C'est un jeu entre nous. Cacher des objets de plus en plus gros dans des endroits insolites. Dès que j'ai eu de la poitrine, mon soutif est devenu une cachette des plus utilisées. Avec une préférence pour la bouffe ou les couteaux. Un jour, on a fait un concours elle et moi pour savoir laquelle pouvait planquer le plus d'armes sur elle. Cette vicieuse avait tenté le revolver entre les fesses. Risqué, mais génial. J'ai gagné grâce aux deux minis pistolets sous les seins, aux couteaux dans la doublure du soutif et surtout, aux deux minis poignards dans les cheveux sous forme de baguettes à chignon. Nous sommes deux saletés de soldats d'élites sadiques et frappa dingues.

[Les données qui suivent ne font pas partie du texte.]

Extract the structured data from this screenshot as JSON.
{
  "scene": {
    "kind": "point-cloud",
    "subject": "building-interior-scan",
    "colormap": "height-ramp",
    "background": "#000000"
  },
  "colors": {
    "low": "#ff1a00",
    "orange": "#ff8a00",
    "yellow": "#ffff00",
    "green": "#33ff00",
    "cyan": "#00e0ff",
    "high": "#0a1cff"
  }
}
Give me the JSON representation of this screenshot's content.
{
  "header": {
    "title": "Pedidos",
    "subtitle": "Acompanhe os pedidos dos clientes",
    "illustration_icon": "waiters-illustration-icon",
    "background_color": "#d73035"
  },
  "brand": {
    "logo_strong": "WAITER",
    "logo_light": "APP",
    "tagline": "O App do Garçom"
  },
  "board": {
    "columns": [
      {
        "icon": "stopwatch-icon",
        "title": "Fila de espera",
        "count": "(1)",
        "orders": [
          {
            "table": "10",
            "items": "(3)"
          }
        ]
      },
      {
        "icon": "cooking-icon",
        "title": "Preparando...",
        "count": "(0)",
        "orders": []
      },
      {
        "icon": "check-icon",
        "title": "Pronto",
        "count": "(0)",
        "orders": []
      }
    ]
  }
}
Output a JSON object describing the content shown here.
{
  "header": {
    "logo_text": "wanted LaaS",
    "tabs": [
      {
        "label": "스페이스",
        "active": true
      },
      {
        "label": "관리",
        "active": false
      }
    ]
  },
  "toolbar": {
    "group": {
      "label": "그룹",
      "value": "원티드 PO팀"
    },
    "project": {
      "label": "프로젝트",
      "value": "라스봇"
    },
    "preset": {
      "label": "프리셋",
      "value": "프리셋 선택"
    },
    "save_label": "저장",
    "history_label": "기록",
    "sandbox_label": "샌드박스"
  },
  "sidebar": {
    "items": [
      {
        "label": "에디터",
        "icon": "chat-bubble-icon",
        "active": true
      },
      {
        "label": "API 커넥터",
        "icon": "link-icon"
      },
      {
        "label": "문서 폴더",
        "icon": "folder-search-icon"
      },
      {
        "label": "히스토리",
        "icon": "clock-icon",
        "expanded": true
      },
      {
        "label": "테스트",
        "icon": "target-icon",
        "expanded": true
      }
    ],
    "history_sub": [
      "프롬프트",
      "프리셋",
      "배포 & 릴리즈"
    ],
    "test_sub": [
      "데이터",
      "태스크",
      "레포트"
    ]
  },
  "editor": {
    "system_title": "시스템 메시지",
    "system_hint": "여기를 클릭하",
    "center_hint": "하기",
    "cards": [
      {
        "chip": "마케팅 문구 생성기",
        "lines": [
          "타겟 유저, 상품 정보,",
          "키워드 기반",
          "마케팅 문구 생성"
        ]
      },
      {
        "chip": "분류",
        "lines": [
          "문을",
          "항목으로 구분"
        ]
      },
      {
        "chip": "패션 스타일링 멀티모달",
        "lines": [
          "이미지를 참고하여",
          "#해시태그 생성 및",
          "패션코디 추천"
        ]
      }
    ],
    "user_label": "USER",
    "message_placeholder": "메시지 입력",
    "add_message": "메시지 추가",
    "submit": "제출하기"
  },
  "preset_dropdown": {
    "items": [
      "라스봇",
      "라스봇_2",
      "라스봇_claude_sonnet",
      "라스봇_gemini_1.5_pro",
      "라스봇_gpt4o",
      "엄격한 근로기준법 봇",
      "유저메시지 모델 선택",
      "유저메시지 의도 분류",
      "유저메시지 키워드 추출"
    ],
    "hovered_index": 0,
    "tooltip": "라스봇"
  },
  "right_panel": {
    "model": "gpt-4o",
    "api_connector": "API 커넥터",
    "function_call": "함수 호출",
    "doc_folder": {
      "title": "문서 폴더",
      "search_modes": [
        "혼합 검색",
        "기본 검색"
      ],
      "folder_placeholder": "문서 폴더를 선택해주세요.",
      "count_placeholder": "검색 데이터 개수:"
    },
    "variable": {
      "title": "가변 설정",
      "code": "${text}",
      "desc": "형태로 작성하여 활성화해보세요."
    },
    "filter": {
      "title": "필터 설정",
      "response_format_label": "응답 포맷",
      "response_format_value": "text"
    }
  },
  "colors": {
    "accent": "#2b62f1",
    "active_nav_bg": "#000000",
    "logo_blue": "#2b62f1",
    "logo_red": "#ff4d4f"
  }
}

La journée se termine sans que je n'ai d'autres contacts. Je m'ennuie un peu. J'ai espéré qu'une bagarre éclate quand deux nanas ont commencée à s'engueuler à propos du repas du soir. Ca aurait mis un peu d'animation. Les gardiennes les ont calmées rapidos. Elles ont eu la mauvaise idée d'envoyer l'une d'elle près de Déborah et cette folle a voulu réquisitionner la bouffe de l'ex Alpha. Comme je m'ennuyais, que je suis du genre à protéger les faibles, et en plus j'aime bien Déborah, je me suis amusée un peu.

L'ex future harceleuse a failli s'étouffer et s'est très étrangement cassé un doigt sans que personne ne voit quoi que ce soit. J'ai été si rapide que seul mon sourire et mon doigt d'honneur ont trahi ma culpabilité sans vergogne. N'empêche, plus aucune prisonnière n'osera toucher à Déborah, et toutes les opprimées de la prison me voue une adulation depuis. Je me suis distraite un peu utilement.

A la nuit tombée, je fouille mon décolleté pour découvrir ma surprise. Un bracelet de gestion imitant mon entrave. Je l'allume pour découvrir le plan de mon amie. Keira a piraté le bracelet de la directrice. Je peux contrôler où elle se trouve et l'accès aux caméras. Mon bracelet est hors réseau, indétectable sauf pour cette charogne de Keira.

Ma pote m'a ouvert une boite mail. Une correspondance entre elle et moi. Elle m'a écrit tout ce qu'elle a découvert depuis notre fausse dispute il y a cinq mois. Keira est censée être en train de me fuir. Elle n'a aucune raison officielle de douter de notre réseau. Personne ne s'attend à ce qu'elle prenne le temps de le pirater. Vu qu'on la poursuit, ce serait totalement fou. Les espionnes n'envisagent même pas l'idée que nous puissions être complices.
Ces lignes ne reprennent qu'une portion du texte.